Currently, I can prep
a recipe using a training dataset, and the id
column is changed from character
to factor
(undesired behavior, but not terrible). However, when I bake
new datasets (like a validation or testing dataset), the id
's all get converted to NA.
Sorry for not having a reproducible example, but here's the relevant code.
Is there a way to just have id
be completely unaffected by the recipe, not being changed from character to factor, and not being touched when baked from new datasets?

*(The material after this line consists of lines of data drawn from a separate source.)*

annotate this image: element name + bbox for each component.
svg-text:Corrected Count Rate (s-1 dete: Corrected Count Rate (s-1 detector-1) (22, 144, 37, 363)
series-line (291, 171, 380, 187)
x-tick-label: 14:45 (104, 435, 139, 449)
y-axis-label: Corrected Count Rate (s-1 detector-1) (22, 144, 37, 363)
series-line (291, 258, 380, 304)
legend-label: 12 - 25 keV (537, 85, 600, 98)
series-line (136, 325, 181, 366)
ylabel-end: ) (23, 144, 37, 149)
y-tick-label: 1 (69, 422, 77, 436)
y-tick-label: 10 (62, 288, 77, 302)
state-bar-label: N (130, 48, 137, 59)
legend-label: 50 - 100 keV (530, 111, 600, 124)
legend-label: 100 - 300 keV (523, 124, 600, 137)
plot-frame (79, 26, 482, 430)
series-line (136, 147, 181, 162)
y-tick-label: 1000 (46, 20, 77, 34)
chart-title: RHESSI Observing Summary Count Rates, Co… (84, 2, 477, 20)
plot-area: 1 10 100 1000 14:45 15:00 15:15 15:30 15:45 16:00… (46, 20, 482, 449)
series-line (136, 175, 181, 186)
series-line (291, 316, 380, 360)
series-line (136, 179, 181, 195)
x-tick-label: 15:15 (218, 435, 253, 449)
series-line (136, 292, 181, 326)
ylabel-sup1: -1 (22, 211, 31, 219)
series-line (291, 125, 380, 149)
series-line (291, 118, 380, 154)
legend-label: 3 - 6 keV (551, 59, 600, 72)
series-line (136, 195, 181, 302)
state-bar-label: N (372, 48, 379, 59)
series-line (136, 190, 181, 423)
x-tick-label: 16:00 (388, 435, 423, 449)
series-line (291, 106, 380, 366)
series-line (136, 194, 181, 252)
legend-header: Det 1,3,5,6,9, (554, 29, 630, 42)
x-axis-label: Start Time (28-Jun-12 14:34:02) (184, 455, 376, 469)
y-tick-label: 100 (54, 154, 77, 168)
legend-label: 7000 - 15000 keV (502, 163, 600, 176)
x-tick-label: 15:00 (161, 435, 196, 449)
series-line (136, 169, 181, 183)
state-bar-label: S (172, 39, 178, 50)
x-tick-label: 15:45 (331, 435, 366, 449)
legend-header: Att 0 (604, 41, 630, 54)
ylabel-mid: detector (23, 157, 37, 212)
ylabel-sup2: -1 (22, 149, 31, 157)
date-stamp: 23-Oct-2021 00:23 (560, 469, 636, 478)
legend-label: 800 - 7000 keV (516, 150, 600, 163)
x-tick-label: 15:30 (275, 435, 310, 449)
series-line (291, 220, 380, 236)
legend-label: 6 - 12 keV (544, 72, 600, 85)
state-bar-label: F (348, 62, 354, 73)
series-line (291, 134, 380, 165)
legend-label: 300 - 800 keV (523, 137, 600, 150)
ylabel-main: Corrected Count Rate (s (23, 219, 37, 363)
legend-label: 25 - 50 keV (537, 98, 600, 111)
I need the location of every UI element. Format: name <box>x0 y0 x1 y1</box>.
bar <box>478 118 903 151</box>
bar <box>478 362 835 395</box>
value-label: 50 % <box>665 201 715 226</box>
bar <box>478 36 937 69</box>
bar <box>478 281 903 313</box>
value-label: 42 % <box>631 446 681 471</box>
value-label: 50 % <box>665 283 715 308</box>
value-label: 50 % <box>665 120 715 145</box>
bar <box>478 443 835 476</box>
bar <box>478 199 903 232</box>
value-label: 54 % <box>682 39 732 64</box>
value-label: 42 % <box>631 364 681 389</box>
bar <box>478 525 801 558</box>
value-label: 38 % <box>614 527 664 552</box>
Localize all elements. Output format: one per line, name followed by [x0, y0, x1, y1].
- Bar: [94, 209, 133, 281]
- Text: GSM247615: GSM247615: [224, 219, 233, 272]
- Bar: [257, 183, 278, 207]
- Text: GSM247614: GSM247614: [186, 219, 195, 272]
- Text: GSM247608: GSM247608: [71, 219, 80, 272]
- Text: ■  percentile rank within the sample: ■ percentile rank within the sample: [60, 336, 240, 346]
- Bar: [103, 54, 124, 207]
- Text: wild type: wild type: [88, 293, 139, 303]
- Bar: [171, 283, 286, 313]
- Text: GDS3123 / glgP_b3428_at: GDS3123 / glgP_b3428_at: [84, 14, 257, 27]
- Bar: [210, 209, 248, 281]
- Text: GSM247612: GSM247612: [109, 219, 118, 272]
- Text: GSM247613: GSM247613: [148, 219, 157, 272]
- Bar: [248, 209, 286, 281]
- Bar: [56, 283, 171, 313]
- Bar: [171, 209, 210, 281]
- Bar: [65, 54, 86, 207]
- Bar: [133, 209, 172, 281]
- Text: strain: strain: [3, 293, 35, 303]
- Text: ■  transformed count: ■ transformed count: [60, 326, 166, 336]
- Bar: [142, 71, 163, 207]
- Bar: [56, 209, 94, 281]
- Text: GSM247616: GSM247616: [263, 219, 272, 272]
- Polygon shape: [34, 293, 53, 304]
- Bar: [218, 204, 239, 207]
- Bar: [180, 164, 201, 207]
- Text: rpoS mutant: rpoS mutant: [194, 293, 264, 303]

rec_obj <- recipe(x = df_train) %>%
update_role(next_result, new_role = 'outcome') %>% # set the outcome variable
update_role(id, new_role = "id variable") %>% # id is NOT a predictor, and should NOT be touched
update_role(time_step, new_role = "timestep variable") %>% # time_step is NOT a predictor, and should NOT be touched
update_role(-next_result, -id, -time_step, new_role = 'predictor') %>% # everything else is a predictor
step_dummy(enchosp) %>% # this predictor is a factor and should be encoded with dummy variables
step_center(pred1, pred2, pred3, pred4, pred5) %>% # center + scale the numeric predictors
step_scale(pred1, pred2, pred3, pred4, pred5) %>%
step_medianimpute(all_numeric()) # median impute missing numbers
rec_trained <- prep(rec_obj, training = df_train)
train_data <- bake(rec_trained, new_data = df_train)
validate_data <- bake(rec_trained, new_data = df_validate)
test_data <- bake(rec_trained, new_data = df_test)
Incidentally, the reason I want the id's to remain after preprocessing is that I need to subsequently do some heavy processing on the datasets, generating padded and windowed time-series data from each id and its own time steps, and then AFTER that time series processing has occurred, THEN I'll remove the id for feeding into an LSTM neural network for modeling / testing.